Per una coltura biologica, i prodotti da utilizzare per combattere questi parassiti sono gli estratti di Piretro.

La muffa

Se le foglie presentano delle macchie marroncine su entrambi i lati, probabilmente i pomodori sono affetti da Muffa Grigia, chiamata anche Botrytis cinerea. Essa è una malattia grave che si manifesta in ambienti caldi e umidi e se la pianta non viene curata come si deve, provoca il disseccamento delle foglie e la morte dei pomodori.

La peronospora

Anche detta Phytophtora infestans. Questa tipologia di malattia fungina si manifesta soprattutto in ambienti eccessivamente umidi, nei quali sono frequenti piogge abbondanti. La si riconosce perché sulle foglie del pomodoro compaiono delle macchie biancastre, mentre sui pomodori delle macchie scure. Per trattare ed eliminare questo parassita bisogna asportare istantaneamente le piante malate in modo da evitare una possibile infestazione.

Septoriosi

E’ un agente patogeno fungino molto diffuso, ma sporadicamente dannoso. Lo si distingue per le macchie circolari grigie che compaiono sulle foglie, le quali si disseccano velocemente. Come trattamento, l’unico possibile è eliminare e bruciare le piante colpite; per evitare che si ripeta l’intoppo, irrigare con acqua della fontana (ed evitare assolutamente che l’acqua piovana cada sul terriccio).

Verticillium

E’ un fungo vascolare che si manifesta sotto forma di ingiallimenti e avvizzimenti della parte aerea della pianta (foglie, steli e frutti), specie nelle stagioni più calde. Nei casi gravi la pianta può anche morire.

Oidio (Leveillula Taurica)

Viene detto anche Mal Bianco e si manifesta con macchie grigio-biancastre sul fogliame e gli steli della pianta. Gradualmente la foglia si decolora ed infine si secca. Il fungo si sviluppa all’esterno, sulle quali forma la muffa che tra un anno e l’altro si conserva per mezzo di spore.

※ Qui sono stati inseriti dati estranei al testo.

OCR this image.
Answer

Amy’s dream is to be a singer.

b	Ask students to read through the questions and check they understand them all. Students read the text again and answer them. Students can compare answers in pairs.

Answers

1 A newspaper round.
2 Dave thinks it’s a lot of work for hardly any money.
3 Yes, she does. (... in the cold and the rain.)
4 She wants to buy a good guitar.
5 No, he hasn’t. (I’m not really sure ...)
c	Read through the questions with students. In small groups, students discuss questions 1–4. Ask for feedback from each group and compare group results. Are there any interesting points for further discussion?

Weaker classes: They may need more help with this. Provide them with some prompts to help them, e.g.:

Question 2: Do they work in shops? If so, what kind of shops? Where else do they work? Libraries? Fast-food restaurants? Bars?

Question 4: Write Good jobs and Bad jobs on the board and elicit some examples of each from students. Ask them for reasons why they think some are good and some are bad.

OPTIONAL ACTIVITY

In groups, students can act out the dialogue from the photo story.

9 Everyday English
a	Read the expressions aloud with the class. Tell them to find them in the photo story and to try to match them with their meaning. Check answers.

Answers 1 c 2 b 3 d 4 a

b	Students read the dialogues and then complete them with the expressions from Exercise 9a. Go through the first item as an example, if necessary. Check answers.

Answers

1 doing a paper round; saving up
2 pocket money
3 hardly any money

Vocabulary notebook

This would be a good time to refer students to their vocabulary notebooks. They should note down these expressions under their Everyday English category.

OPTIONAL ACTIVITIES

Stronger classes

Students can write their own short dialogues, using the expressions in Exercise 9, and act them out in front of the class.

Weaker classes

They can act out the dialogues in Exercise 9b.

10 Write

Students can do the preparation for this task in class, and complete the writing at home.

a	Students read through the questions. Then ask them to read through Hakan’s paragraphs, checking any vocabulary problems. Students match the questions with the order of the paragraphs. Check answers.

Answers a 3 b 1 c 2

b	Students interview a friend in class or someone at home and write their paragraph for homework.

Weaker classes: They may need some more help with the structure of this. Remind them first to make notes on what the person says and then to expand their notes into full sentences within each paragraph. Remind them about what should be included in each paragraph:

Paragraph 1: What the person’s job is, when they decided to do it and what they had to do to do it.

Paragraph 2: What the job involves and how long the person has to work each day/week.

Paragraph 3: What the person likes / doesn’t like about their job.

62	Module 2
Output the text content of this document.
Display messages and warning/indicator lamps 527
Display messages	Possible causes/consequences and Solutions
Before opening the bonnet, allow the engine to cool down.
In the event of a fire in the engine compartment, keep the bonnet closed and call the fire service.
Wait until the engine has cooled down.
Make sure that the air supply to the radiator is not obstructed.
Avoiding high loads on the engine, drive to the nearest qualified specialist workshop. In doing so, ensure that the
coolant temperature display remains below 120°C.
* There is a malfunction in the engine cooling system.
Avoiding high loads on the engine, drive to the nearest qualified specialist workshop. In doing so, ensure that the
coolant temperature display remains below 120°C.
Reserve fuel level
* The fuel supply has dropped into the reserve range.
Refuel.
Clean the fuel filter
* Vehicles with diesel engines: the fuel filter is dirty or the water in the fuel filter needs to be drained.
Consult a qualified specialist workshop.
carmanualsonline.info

È un agente patogeno solitamente favorito dall’umidità, ma esistono casi in cui è in grado di colpire il pomodoro anche all’asciutto. Un buon infuso all’aglio è il metodo al naturale migliore che esista contro il mal bianco. È molto semplice da preparare e utilizzare.

Concime inadatto

Tra le malattie più diffuse, alcune delle quali già precedentemente trattate (alcune dettate anche da particolari condizioni come il livello del pH del terreno, misurabile con un phmetro, l’umidità e altro); bisogna segnalare anche il classico marciume del pomodoro. Il pomodoro talvolta mostra segni di grande sofferenza causati da un uso improprio di un concime altamente azotato. L’azoto causa un cattivo assorbimento del calcio e quindi porta la pianta a marcire, mentre le foglie tendono a scurirsi e ad arricciarsi verso l’alto. L’utilizzo di un concime neutro è l’ideale per il naturale sviluppo del pomodoro.